Rather, the class covered how to can fruits and tomatoes in a hot water bath and the week before was how to can jams/jellies and how to freeze vegetables and fruits. Why take these classes?

  1. It may be the end of the world and I’m gonna want some fruit.
  2. It is kinda stupid to grow food and throw away what you can’t eat. Like investing in the stock market.
  3. You never know what they really put in those cans you buy at the grocery store, especially anything from China.

A long time ago, I canned some strawberry jam. Otherwise, I have mostly frozen my garden produce or stored it. Last summer I tried to make refrigerator pickles that were put in jars, but stored in the fridge. These jars of pickles became fizzing stink bombs, needless to say, no pickles for us.

It is not that hard to make your own jams/jellies and can your own tomatoes and fruits. There is also pectin now for freezer jam and last weekend, I made 5 jars of blueberry freezer jam. It is much cheaper to make your own jam.  Even if you have to buy the fruit. For instance, I needed 5 cups of crushed blueberries, the pectin, and the fancy twist-on-caps freezer jars. I spent 8.69$ to make 15$ worth of jam and next year, I will not need to buy jars again. Hopefully, if the bees ever make a comeback, I will grow enough blueberries again to produce jam. It’s not looking good this year for blueberries here.

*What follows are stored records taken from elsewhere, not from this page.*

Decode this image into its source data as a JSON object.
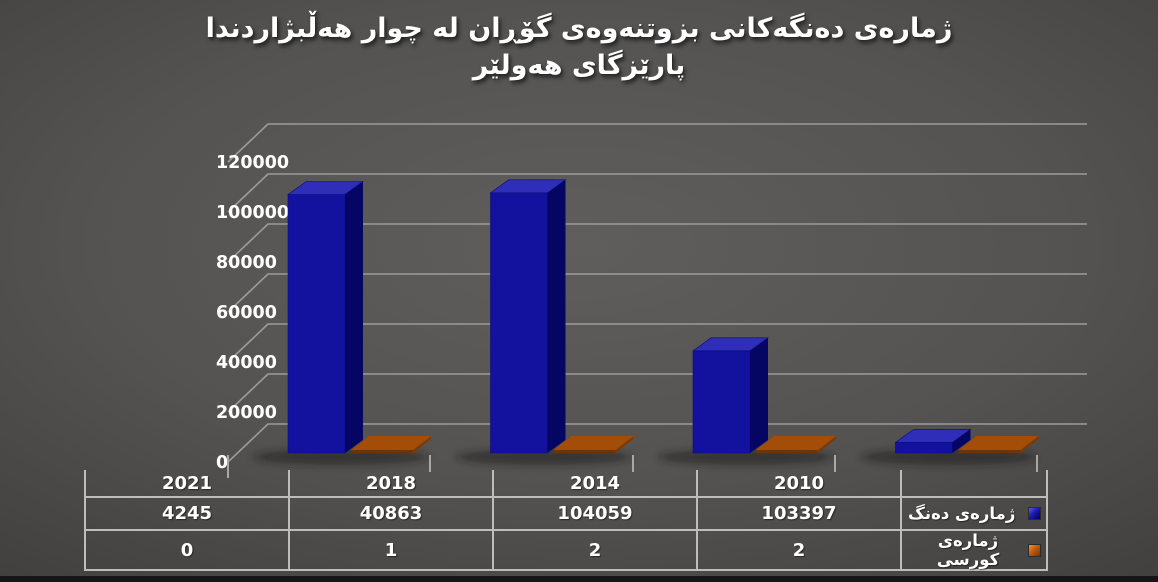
{
  "title": {
    "line1": "ژمارەی دەنگەکانی بزوتنەوەی گۆڕان لە چوار هەڵبژاردندا",
    "line2": "پارێزگای هەولێر"
  },
  "chart_data": {
    "type": "bar",
    "style": "3d-column",
    "title": "ژمارەی دەنگەکانی بزوتنەوەی گۆڕان لە چوار هەڵبژاردندا پارێزگای هەولێر",
    "categories": [
      "2010",
      "2014",
      "2018",
      "2021"
    ],
    "series": [
      {
        "name": "ژمارەی دەنگ",
        "color": "#12129e",
        "values": [
          103397,
          104059,
          40863,
          4245
        ]
      },
      {
        "name": "ژمارەی کورسی",
        "color": "#a34d08",
        "values": [
          2,
          2,
          1,
          0
        ]
      }
    ],
    "xlabel": "",
    "ylabel": "",
    "ylim": [
      0,
      120000
    ],
    "y_ticks": [
      0,
      20000,
      40000,
      60000,
      80000,
      100000,
      120000
    ],
    "grid": true,
    "legend_position": "data-table-left"
  },
  "colors": {
    "background_center": "#5c5a58",
    "background_edge": "#262525",
    "bar_votes_front": "#12129e",
    "bar_votes_top": "#2e2eb8",
    "bar_votes_side": "#050563",
    "bar_seats_top": "#a34d08",
    "bar_seats_front": "#6f3404",
    "gridline": "#9c9c9c",
    "table_border": "#bdbdbd",
    "text": "#ffffff"
  }
}
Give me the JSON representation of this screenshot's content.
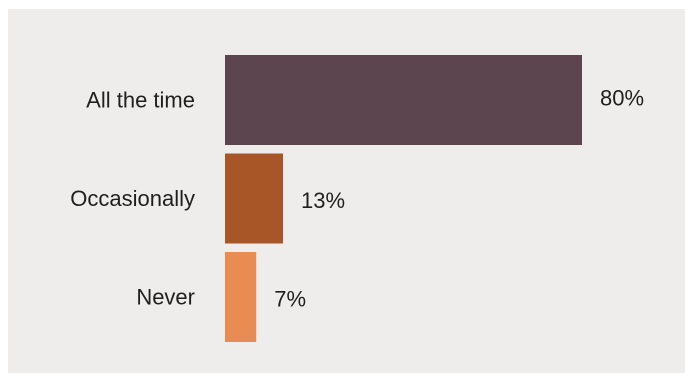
{
  "chart_data": {
    "type": "bar",
    "orientation": "horizontal",
    "categories": [
      "All the time",
      "Occasionally",
      "Never"
    ],
    "values": [
      80,
      13,
      7
    ],
    "value_labels": [
      "80%",
      "13%",
      "7%"
    ],
    "colors": [
      "#5c454e",
      "#a85528",
      "#e88c54"
    ],
    "xlim": [
      0,
      100
    ],
    "grid": false,
    "legend": "none",
    "title": "",
    "xlabel": "",
    "ylabel": ""
  }
}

Our teacher shared many enlightened stories in case we were mentally impaired. For instance, canning in a hot water bath is never done in the bathroom. The bathtub is not where you work at. What a revelation! We also learned not to use Alzheimer inflicting aluminum pans and instruments when canning tomatoes after we did so in our hands-on classroom. I mean she actually made us use an aluminum pan to make salsa in. I could feel the aluminum robbing my capacity to remember what I was learning as I breathed in the salsa fumes cooking in the pan.

I am going to work on adding to my horde soon. Apricot jam. Blueberry Jam. Peaches. Pears. Tomatoes. Canned to store on a shelf. Hopefully, raspberry jam from my patch, but I’m worried about not seeing a lot of fruit.

Do you ever wonder if there is some kind of mass conspiracy to prevent us from being able to grow our own food? I mean, what is it with the weather? I truly have no idea what will grow in my garden this year because of this freaky weather. And how about GMO seeds- seeds that grow produce that have sterile seeds and cannot grow without being sprayed with cancer inducing pesticides? And what has happened to our bees? No bees, no pollinization, no fruit/vegetables.

When you work your tush off planting non GMO seeds and hoeing and weeding and siccing the chickens on the slugs and snails that are taking over the world and spraying NEEM oil and picking the bugs off by hand and there is not much food produced as a result, there is something going on. Don’t you think?

I figure if the aliens invade, or if they declare Martial Law, or if hyper-inflation brings out the wheelbarrows to haul our dollars in, my family and I can hide in the basement and eat jam out of the jar.